I've always written my own assignments, why would I collaborate with a librarian?

While course faculty are experts in their discipline, librarians are experts in teaching students how to do research, what resources the library offers, and how to use the variety of databases. Librarians can provide feedback on how to help students be successful on research assignments by providing perspective about students' abilities based on level and specialization and recommend scaffolded research. Additionally, we can help teach the research process so students become stronger researchers alongside your expertise in disciplinary knowledge.

How do I start? / I have more questions

Use the information in the left sidebar to reach out to your Division Librarian.

Assignment Design Tips

Purpose & Transparency

Be sure students understand the purpose of the assignment. What do you hope they will learn? How is the assignment tied to course goals or information literacy goals? Why is doing research a worthwhile endeavor?

Timeline

Undergraduate student benefit from a scaffolded research process with opportunities for feedback built in. Keep in mind that peer feedback can be useful, provided students are provided a framework for giving one another feedback. Students can get feedback from their professor and librarians as well. Having multiple dates when different processes are due helps the student organize their timeline which is a skill they are developing in college.

Sources & Guidance

Suggest specific sources, use their correct name, and be sure the library has access to these sources. For example, if you refer students to PsycArticles, you want to suggest PsycArticles, not Ebsco. The library often gets new databases, database names change, and subscriptions expire. Check with your division librarian to ensure your guidance is accurate from year to year. If your class is working with a librarian, include their name and contact information in your syllabus along with other ways for students to contact the library for research assistance. 

Variety & Creativity

Are there more ways for students to showcase their research besides a traditional research paper? Consider giving students options such as a presentation, podcast, zine, and annotated bibliographies. Encourage students to use a variety of source types like news articles & videos, personal experience, primary & secondary sources, popular sources, art, and more.

Online information

Consider student research an opportunity for students to practice navigating online information, rather than discouraging it. Librarians can help provide student guidance and parameters within your assignment. If there are certain types of websites or sources you'd like students to avoid be clear about what they are and transparent about why they're best avoided.

 

Pitfalls to avoid

Scavenger Hunts

Scavenger hunts rarely allow students to engage meaningfully with information or practice critical thinking. It can be useful to encourage students to visit the library along with other offices and parts of campus as part of an FYE course, but this alone will not improve students' research skills.

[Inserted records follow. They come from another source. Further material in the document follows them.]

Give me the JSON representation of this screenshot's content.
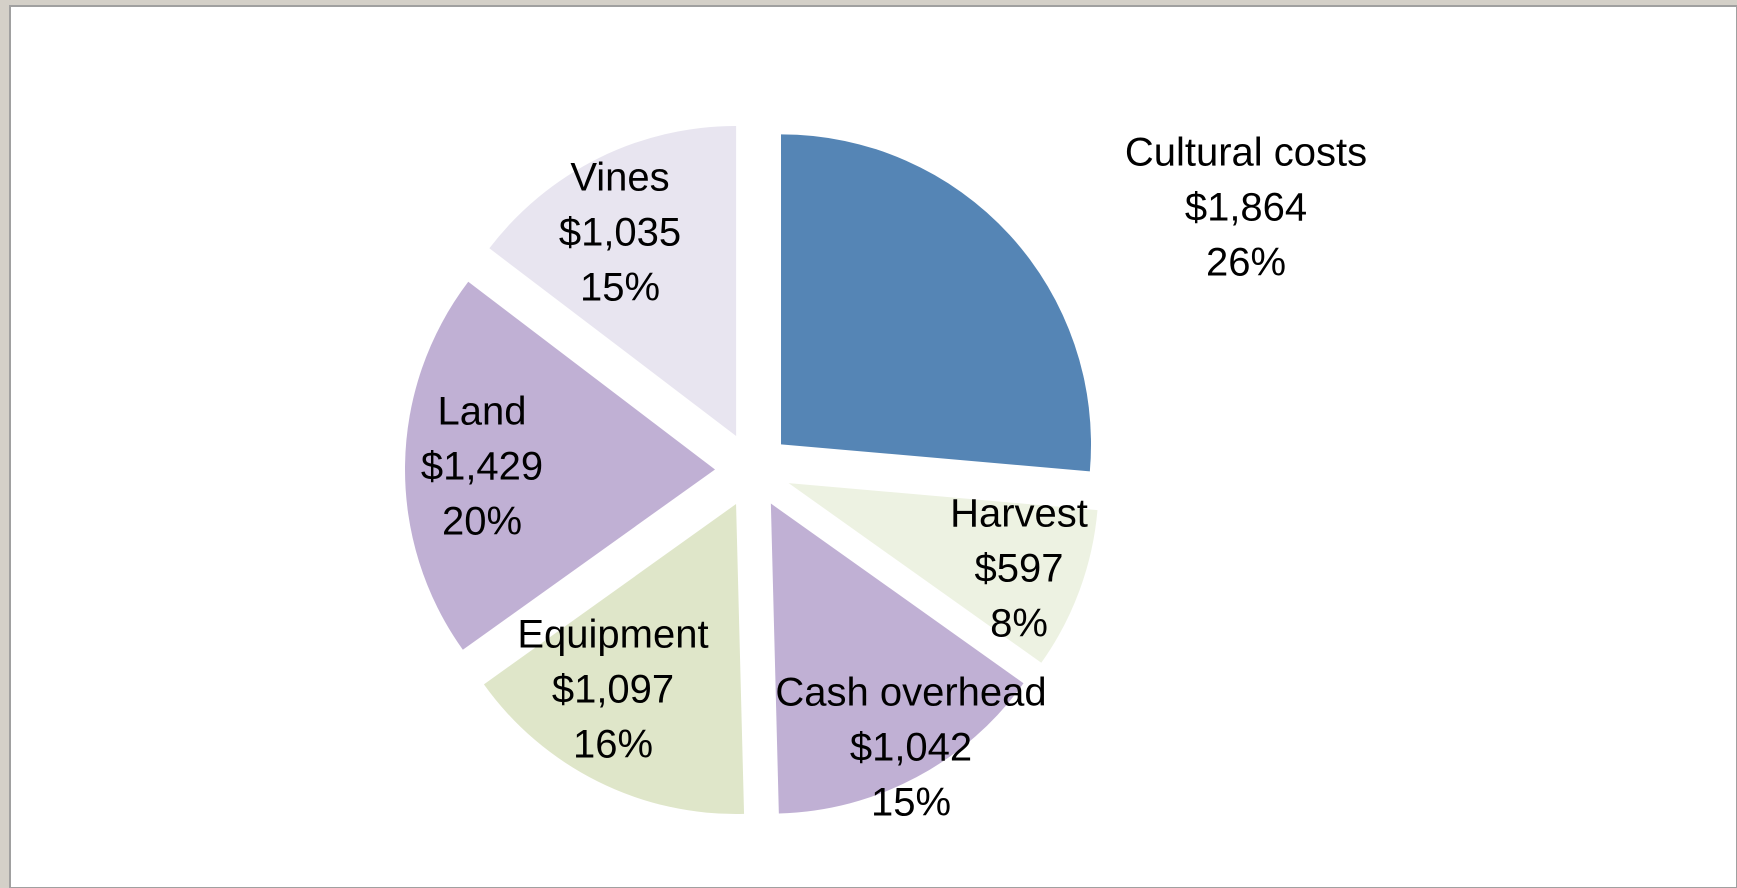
{
  "chart_data": {
    "type": "pie",
    "categories": [
      "Cultural costs",
      "Harvest",
      "Cash overhead",
      "Equipment",
      "Land",
      "Vines"
    ],
    "values": [
      1864,
      597,
      1042,
      1097,
      1429,
      1035
    ],
    "value_labels": [
      "$1,864",
      "$597",
      "$1,042",
      "$1,097",
      "$1,429",
      "$1,035"
    ],
    "percent_labels": [
      "26%",
      "8%",
      "15%",
      "16%",
      "20%",
      "15%"
    ],
    "colors": [
      "#5585b5",
      "#edf2e2",
      "#c0b0d4",
      "#dfe6c9",
      "#c0b0d4",
      "#e8e5f0"
    ]
  }
}
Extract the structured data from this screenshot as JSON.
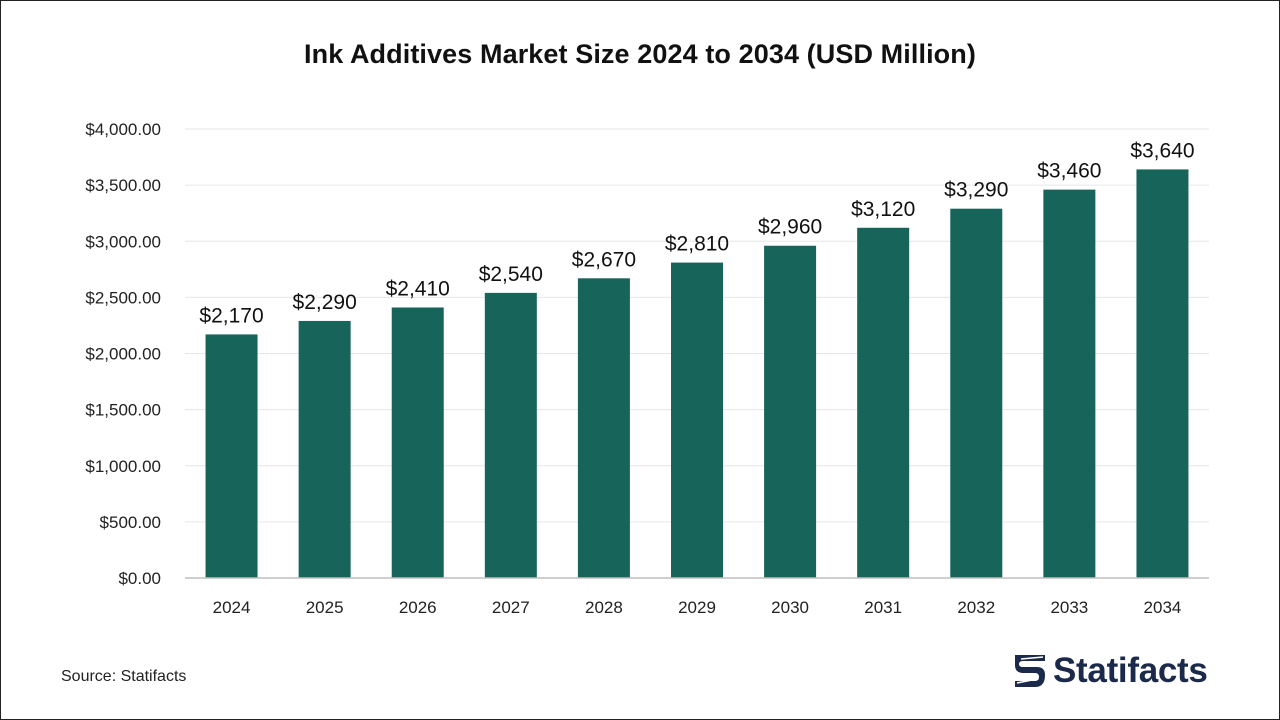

Assuming students have research experience

While many students are comfortable with computers and accessing online content, they are brand new to college research. They may not have used research databases in the past at all, or have very limited experience with these. Keep in mind that terms like database, citation, abstract etc. are likely to be new terms, which is why we also teach research vocabulary throughout our information literacy curriculum.

Complicated research without instruction

Students can benefit from working with a librarian in nearly all courses that require research. While we see many English Composition and Speech classes, that doesn't mean students are equipped for research in a new discipline or have mastered the use of databases and information evaluation. Schedule a library instruction for your class and/or require or recommend individual research consultations for students.